I recently saw a post on social media, as a response to a young person who confronted an older person about “what they did.” In this discussion, the older person talked about using public transportation that is no longer available, or recycling milk bottles instead of using plastic jugs, or living in walkable communities. Things change. But without science, and the communication of scientific principles, we end up with misinformation, which leads to potentially dangerous outcomes. Just, look at the news, misinformation about the efficacy of vaccines, and we have a measles outbreak; not thinking through all the implications of a change in water systems and we have an environmental disaster; and not knowing exactly what goes into making a touch screen may lead to poor conservation choices.
I believe that is part of our responsibility to be part of the conversation. We are part of our community, and ultimately it is part of our responsibility to communicate both the positives and potential negatives so that we can make a good decision. There is a legal standard that is utilized in many cases, particularly as it faces corporations, that is the company and its executives “should have known.” Why, because they had access to the information to make a good decision. We are in a position where that standard may need to be applied, and it is our responsibility to communicate so that others have the information.
Would you rather be hanging out with a good horse, a good dog, or a good cat?
While I love horses, and horses mean a great deal to me as they have been great life instructors, today is a dog. We recently brought into the family our third Dalmatian, AgNOOO, as our two older dogs are getting up in years. Nitrate d’Argent, DART, a Dal, is 12 and Scout, a Golden Retriever/Border Collie Mix, is 10. We have always had great luck bringing in a younger dog while the older dogs can help train and socialize. AgNOOO is a Dal and is six months old, so we are spending a lot of quality time together, because as our breeder reminded us a tired puppy is a good puppy.
Dr. Wood-Black has been in the petroleum and chemical industry for over 25 years with work experience in technical management; laboratory operations; environmental science and compliance; finance; and professional development. Dr. Wood-Black’s work experience has primarily has focused on refining and downstream operations. Prior to joining Northern Oklahoma College and starting Sophic Pursuits, she was employed with Trihydro Corporation, a full service environmental consulting firm; and was employed by ConocoPhillips before entering consulting.

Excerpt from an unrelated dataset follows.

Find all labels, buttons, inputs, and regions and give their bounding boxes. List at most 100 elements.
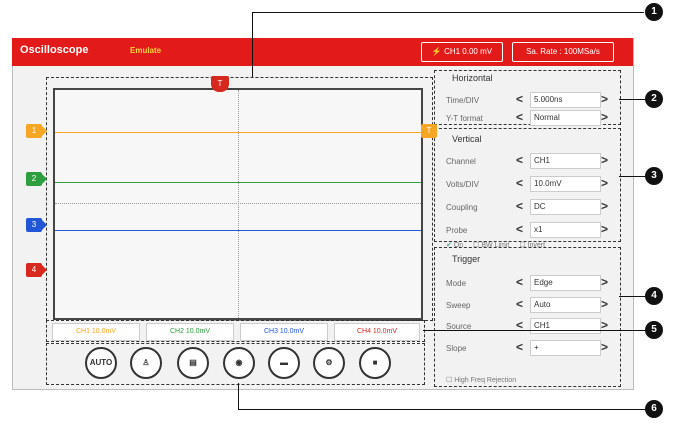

In addition to her refining and chemical plant experience, she has worked on a number of remediation projects focusing on site reuse, environmental compliance associated with chemical management, air emissions, and emergency preparedness. Due to her research background, she has a fundamental understanding of monitoring techniques as well as technological solutions to specific issues in the field.
This article has been edited for length and clarity. The opinions expressed in this article are the author's own and do not necessarily reflect the view of their employer or the American Chemical Society.